É : Ouais. Un grand vide. Je me réconforte dans la lecture de ses correspondances, et je l'entends quasiment parler. Une page par jour, je veux que ça dure.

Le plumitif a dit…

je ferai pas à semblant. Falardeau, des fois, il me tapait sur les nerfs.
mais y a du monde de même, t’es vraiment content qu’ils existent. justement pour ça, te taper sur les nerfs. pas te laisser t’en sortir avec des idées toutes faites, te forcer à les regarder en face tes petites dérobades, tes facilités commodes. t’empêcher de faire comme si tu faisais pas à semblant.
lui aussi en avait sûrement, à l’occasion, des automatismes pernicieux. on en a tous.
pas rapport avec Falardeau (ben, peut-être aussi en fait, je le sais pas…), mais une affaire qui est vraiment toffe, c’est de gagner sa vie sans faire à semblant. c'est jamais dans les définitions de tâches, mais ça a l’air que tout le monde est au courant (sauf les zoufs dans mon genre), c’est une exigence constante, inflexible : faire à semblant que c’est sérieux, que c’est important, qu’on est soi-même un peu important juste parce que, supposément, on gagne sa vie… pour l’instant, je l’avoue, pour m’en sortir, je m’essaie à faire à semblant de faire à semblant.
honnêtement, le résultat est pas brillant.
mais entéka, je ferai pas à semblant de pas être content de percevoir à nouveau les stimulants effluves virtuels de cette chère Miss Gordon :)

s.gordon a dit…

Tout nous tape su'é nerfs un moment donné, anyway.
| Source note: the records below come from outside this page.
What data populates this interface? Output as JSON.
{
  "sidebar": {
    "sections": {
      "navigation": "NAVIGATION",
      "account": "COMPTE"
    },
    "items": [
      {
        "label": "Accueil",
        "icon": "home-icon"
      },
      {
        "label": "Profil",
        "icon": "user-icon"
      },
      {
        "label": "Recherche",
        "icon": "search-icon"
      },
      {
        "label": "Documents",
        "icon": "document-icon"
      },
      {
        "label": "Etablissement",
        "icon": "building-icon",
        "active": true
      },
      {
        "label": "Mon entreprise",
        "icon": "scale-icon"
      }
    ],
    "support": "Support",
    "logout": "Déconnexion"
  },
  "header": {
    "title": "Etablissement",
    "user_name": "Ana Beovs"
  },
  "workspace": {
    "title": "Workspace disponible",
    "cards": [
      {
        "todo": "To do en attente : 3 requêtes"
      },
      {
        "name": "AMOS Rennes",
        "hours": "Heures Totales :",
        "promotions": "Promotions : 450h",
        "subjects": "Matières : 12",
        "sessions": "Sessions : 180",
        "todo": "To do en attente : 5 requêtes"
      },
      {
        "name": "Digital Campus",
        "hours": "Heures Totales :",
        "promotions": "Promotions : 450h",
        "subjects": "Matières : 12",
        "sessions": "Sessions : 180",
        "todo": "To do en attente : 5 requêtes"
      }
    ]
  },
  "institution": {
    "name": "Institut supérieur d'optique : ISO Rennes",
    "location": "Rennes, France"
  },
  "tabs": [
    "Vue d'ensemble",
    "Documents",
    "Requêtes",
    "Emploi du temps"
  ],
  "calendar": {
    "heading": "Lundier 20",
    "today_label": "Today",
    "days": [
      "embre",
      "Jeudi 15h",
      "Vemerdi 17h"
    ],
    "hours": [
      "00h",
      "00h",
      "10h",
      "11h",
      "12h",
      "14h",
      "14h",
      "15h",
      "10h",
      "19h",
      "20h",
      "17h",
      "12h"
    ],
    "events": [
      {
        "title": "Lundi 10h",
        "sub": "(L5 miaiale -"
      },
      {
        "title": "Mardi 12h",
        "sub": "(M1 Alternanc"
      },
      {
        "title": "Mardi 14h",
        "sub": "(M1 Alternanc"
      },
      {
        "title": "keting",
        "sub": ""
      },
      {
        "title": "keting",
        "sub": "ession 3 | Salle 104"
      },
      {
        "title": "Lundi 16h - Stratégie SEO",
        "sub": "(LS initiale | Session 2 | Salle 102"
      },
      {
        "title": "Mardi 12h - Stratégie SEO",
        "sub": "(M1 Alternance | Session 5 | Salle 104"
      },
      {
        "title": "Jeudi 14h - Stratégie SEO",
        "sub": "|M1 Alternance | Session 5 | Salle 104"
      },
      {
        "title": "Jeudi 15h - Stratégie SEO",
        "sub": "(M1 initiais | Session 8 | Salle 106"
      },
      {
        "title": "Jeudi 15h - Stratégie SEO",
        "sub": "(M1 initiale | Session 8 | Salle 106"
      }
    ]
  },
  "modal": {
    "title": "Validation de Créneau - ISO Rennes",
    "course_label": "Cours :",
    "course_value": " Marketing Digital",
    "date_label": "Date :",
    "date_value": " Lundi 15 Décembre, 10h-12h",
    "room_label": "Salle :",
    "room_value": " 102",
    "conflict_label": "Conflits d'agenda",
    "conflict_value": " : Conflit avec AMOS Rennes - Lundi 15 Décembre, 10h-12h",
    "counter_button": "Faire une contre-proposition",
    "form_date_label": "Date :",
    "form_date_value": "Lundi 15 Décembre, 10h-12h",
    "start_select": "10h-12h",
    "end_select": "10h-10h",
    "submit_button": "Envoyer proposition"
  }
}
Certaines choses plus que d'autres. Certaines personnes plus que d'autres. Falardeau ne m'a jamais tapé su'é nerfs, ceci dit. Mais je comprends ce que tu veux dire parce que je suis ouverte d'esprit.

À propos du faire semblant de faire semblant, cher Plumitif, je pense que c'est peut-être juste... humain. Un humain dans toute sa splendeur stratégique? J'sais pas.